State rules in favor of prosecutors in defamation lawsuit

Thu, 02/14/2019 - 2:00pm

    ROCKLAND — The state has ruled in favor of two Knox County prosecutors and one former district attorney in a defamation lawsuit filed by a Camden counselor.

    Maine Attorney General Aaron Frey filed his response in Knox County Court Jan. 29 to a lawsuit filed Jan. 9 by Paul Kemberling, a licensed professional counselor in Camden, against former District Attorney Jonathan Liberman and current Deputy District Attorney Jeffrey Baroody and Assistant District Attorney Christopher Fernald.

    In the lawsuit, Kemberling accused the three of defamation, slander, fraud, intentional infliction of emotional distress, tortious interference with economic advantage, negligence and civil conspiracy.

    The lawsuit states that beginning in February 2018, Baroody and Fernald communicated to defense counsel by email that they were no longer going to accept Kemberling’s services as an evaluator of clients.

    Kemberling alleged in the lawsuit that the defendants course of conduct was due to actual malice against him.
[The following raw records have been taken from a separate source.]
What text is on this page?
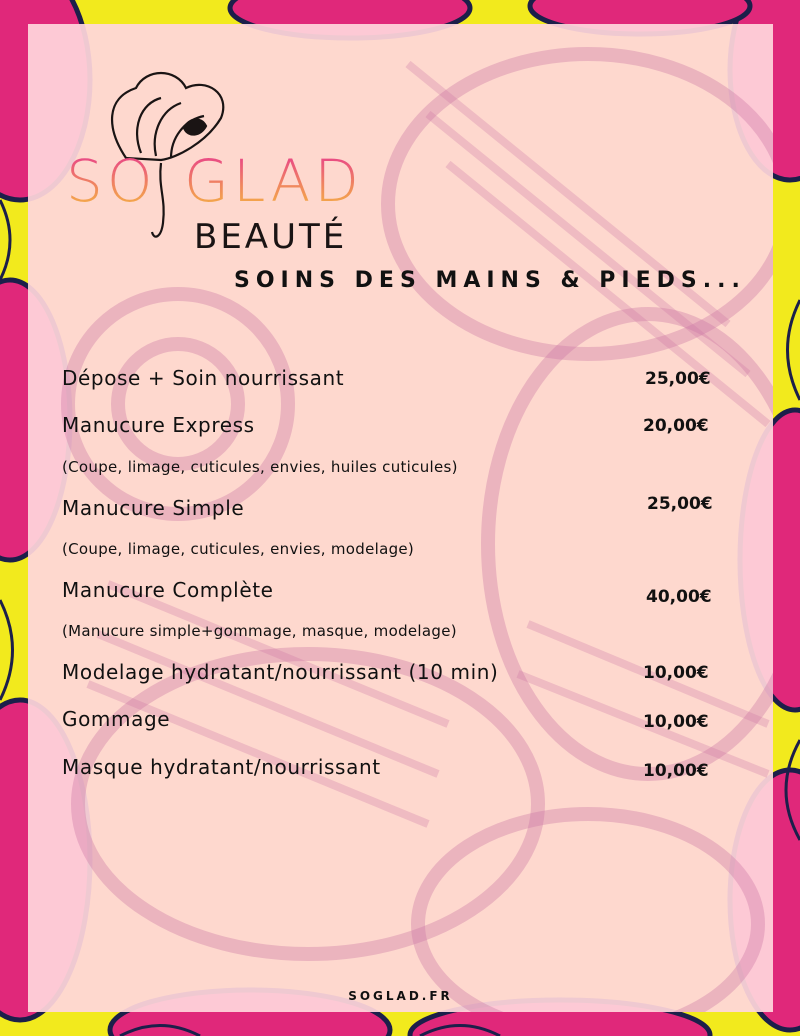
SO GLAD
BEAUTÉ
SOINS DES MAINS & PIEDS...
Dépose + Soin nourrissant	25,00€
Manucure Express	20,00€
(Coupe, limage, cuticules, envies, huiles cuticules)
Manucure Simple	25,00€
(Coupe, limage, cuticules, envies, modelage)
Manucure Complète	40,00€
(Manucure simple+gommage, masque, modelage)
Modelage hydratant/nourrissant (10 min)	10,00€
Gommage	10,00€
Masque hydratant/nourrissant	10,00€
SOGLAD.FR
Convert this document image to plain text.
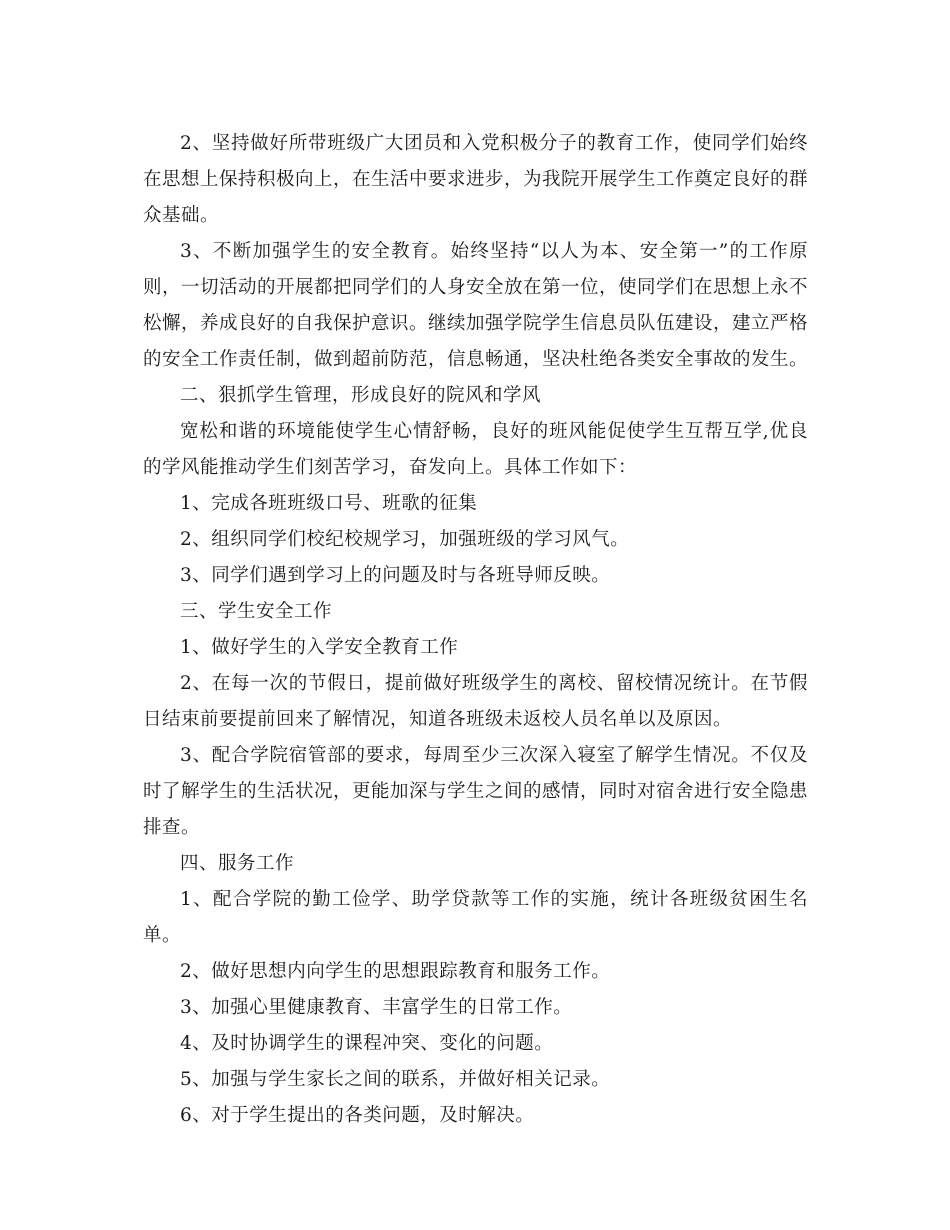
2、坚持做好所带班级广大团员和入党积极分子的教育工作，使同学们始终在思想上保持积极向上，在生活中要求进步，为我院开展学生工作奠定良好的群众基础。

3、不断加强学生的安全教育。始终坚持“以人为本、安全第一”的工作原则，一切活动的开展都把同学们的人身安全放在第一位，使同学们在思想上永不松懈，养成良好的自我保护意识。继续加强学院学生信息员队伍建设，建立严格的安全工作责任制，做到超前防范，信息畅通，坚决杜绝各类安全事故的发生。

二、狠抓学生管理，形成良好的院风和学风

宽松和谐的环境能使学生心情舒畅，良好的班风能促使学生互帮互学,优良的学风能推动学生们刻苦学习，奋发向上。具体工作如下：

1、完成各班班级口号、班歌的征集

2、组织同学们校纪校规学习，加强班级的学习风气。

3、同学们遇到学习上的问题及时与各班导师反映。

三、学生安全工作

1、做好学生的入学安全教育工作

2、在每一次的节假日，提前做好班级学生的离校、留校情况统计。在节假日结束前要提前回来了解情况，知道各班级未返校人员名单以及原因。

3、配合学院宿管部的要求，每周至少三次深入寝室了解学生情况。不仅及时了解学生的生活状况，更能加深与学生之间的感情，同时对宿舍进行安全隐患排查。

四、服务工作

1、配合学院的勤工俭学、助学贷款等工作的实施，统计各班级贫困生名单。

2、做好思想内向学生的思想跟踪教育和服务工作。

3、加强心里健康教育、丰富学生的日常工作。

4、及时协调学生的课程冲突、变化的问题。

5、加强与学生家长之间的联系，并做好相关记录。

6、对于学生提出的各类问题，及时解决。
    The prosecutors said in their correspondence that since Kemberling’s son was prosecuted by the District Attorney’s Office, they were concerned that the counselor would be fair and neutral in his evaluations.  

    According to the lawsuit, the evaluations are often a part of the process for prosecutors to reach plea agreements, or deferred dispositions, with defendants.

    Kemberling’s son, Eli Kemberling, was convicted in July 2015 of breaking into two homes in Camden and Rockport and assaulting women while they slept. He also possessed a knife in one of the incidents. The case was prosecuted by the District Attorney’s Office and he was sentenced to serve three years in prison.

    The attorney general stated in his response that “this is precisely the kind of lawsuit that prosecutorial immunity is supposed to bar.”

    The state’s position is that the negotiation of plea or sentencing agreements is a core prosecutorial function and prosecutors must be guided exclusively by their unbiased assessment of how to best protect the public interest and pursue justice, without fear of liability.

    “If Kemberling’s claims in particular are allowed to proceed, the message sent to prosecutors will be that they must put the business interests of non-parties ahead of the criminal justice interests of the state,” Frey further stated in his response.

    The state concluded that the lawsuit should be dismissed in its entirety.